Secanggih apapun kurikulum yang dibuat
dan seholistis apapun kurikulum yang diimplementasikan, hanya akan menjadi
onggokan huruf di atas kertas saja jika para guru tidak mampu menyerap dan
memaknai kurikulum tersebut. Kualitas guru juga selalu menjadi sumber
kekhawatiran dalam dunia pendidikan Indonesia. Sangat banyak guru di negeri ini
yang cerdas dan kreatif, namun guru yang kualitasnya biasa-biasa saja dan di
bawah standar tak kalah banyak. Sungguh sangat miris jika membayangkan anak
bangsa dididik oleh orang yang biasa-biasa saja bukan?
Untuk itu dibutuhkan keberanian, pengorbanan, dan kerelaan kita semua
untuk melakukan terobosan-terobosan terhadap batas-batas sistem yang telah
mapan dan baku.
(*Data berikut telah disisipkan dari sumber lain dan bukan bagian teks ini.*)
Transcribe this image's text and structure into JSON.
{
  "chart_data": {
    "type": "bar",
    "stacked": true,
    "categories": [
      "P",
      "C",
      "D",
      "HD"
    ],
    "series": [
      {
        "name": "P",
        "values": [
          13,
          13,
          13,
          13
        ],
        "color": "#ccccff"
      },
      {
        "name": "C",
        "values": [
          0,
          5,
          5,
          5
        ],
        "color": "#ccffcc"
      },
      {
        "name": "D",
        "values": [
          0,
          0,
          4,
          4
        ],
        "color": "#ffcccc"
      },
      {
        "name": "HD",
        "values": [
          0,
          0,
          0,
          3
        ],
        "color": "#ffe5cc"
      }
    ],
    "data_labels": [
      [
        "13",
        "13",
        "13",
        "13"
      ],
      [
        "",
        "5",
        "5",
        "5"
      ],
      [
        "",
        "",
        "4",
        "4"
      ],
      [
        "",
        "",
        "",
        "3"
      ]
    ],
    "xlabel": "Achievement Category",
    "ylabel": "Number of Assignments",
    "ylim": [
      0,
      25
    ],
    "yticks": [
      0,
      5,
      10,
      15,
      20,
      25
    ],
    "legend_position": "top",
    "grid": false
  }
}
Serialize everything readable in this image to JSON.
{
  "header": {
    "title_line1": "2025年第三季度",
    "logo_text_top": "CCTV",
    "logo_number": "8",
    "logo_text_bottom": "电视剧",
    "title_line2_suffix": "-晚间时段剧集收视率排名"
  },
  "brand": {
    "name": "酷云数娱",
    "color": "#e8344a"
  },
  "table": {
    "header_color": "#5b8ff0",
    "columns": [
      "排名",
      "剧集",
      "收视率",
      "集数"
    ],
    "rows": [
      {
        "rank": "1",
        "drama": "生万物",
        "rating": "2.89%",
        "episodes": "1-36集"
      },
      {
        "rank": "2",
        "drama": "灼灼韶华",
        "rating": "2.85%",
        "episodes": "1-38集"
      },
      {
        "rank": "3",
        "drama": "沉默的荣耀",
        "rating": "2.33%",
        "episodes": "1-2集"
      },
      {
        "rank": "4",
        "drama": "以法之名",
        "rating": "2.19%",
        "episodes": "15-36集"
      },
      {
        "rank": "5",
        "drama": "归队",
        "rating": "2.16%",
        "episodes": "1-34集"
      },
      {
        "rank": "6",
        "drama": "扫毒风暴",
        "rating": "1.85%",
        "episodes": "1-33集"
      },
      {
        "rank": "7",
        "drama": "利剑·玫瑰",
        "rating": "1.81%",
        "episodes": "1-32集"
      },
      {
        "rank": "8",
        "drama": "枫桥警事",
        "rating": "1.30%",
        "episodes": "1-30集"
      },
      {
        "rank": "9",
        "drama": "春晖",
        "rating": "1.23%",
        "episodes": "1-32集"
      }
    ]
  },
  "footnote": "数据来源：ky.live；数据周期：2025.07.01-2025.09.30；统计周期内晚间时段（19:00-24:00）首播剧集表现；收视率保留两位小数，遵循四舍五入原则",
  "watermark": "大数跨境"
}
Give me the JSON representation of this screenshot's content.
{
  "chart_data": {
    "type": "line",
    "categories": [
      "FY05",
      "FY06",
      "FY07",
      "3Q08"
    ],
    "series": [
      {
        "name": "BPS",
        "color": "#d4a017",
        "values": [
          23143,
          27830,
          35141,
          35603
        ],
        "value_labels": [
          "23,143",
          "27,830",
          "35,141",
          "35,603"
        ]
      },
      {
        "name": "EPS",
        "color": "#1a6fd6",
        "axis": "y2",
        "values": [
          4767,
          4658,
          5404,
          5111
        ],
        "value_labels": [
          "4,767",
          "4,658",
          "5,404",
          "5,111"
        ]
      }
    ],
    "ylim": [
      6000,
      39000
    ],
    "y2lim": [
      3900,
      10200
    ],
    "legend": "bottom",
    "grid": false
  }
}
Negeri ini butuh pemimpin yang berpikir out of the box untuk melentingkan tingkat pendidikan bangsa ini.
Negara ini juga membutuhkan guru yang kreatif dalam metode pengajaran yang
diberikan. Dengan demikian, penyampaian materi menjadi semakin menarik dan
menjadikan waktu-waktu belajar menjadi waktu-waktu paling menyenangkan bagi peserta
didik. Guru harus sadar bahwa mereka adalah teman bagi murid. Guru pun harus mengubah
sudut pandang untuk berorientasi pada kualitas pengajaran. Tidak hanya dari
pengajar, tapi juga peserta didik, masyarakat, dan lingkungan. Karena dengan
mengutamakan kualitas, kemampuan individu menjadi berkembang sehingga dapat
berguna untuk kemajuan bangsa.
Pendidikan memang tidak hanya terbatas pada sekedar transfer pengetahuan
dan keahlian fungsional. Pendidikan harus menjadi kebutuhan, bukan lagi sebatas
kewajiban yang harus dilakukan, menjadi sebuah kebutuhan bagi setiap orang selalu
haus akan ilmu, menghasilkan manusia yang tidak hanya cerdas dan rasional, tapi
juga berbudi pekerti luhur, dan yang tak kalah penting adalah pengembangan jati
diri dan kemampuan menularkan nilai-nilai kejujuran, kepedulian, kerja keras,
kesederhanaan, disiplin dan kebersamaan.
Satu-satunya harapan adalah agar
Indonesia menjadi negara yang lebih maju dengan meningkatkan mutu pendidikan
dan menghilangkan krisis pendidikan yang ada, agar semua anak Indonesia mampu
mengenyam pendidikan hingga perguruan tinggi sehingga dapat memperbaiki
kualitas sumber daya manusia yang unggul dan berdaya saing.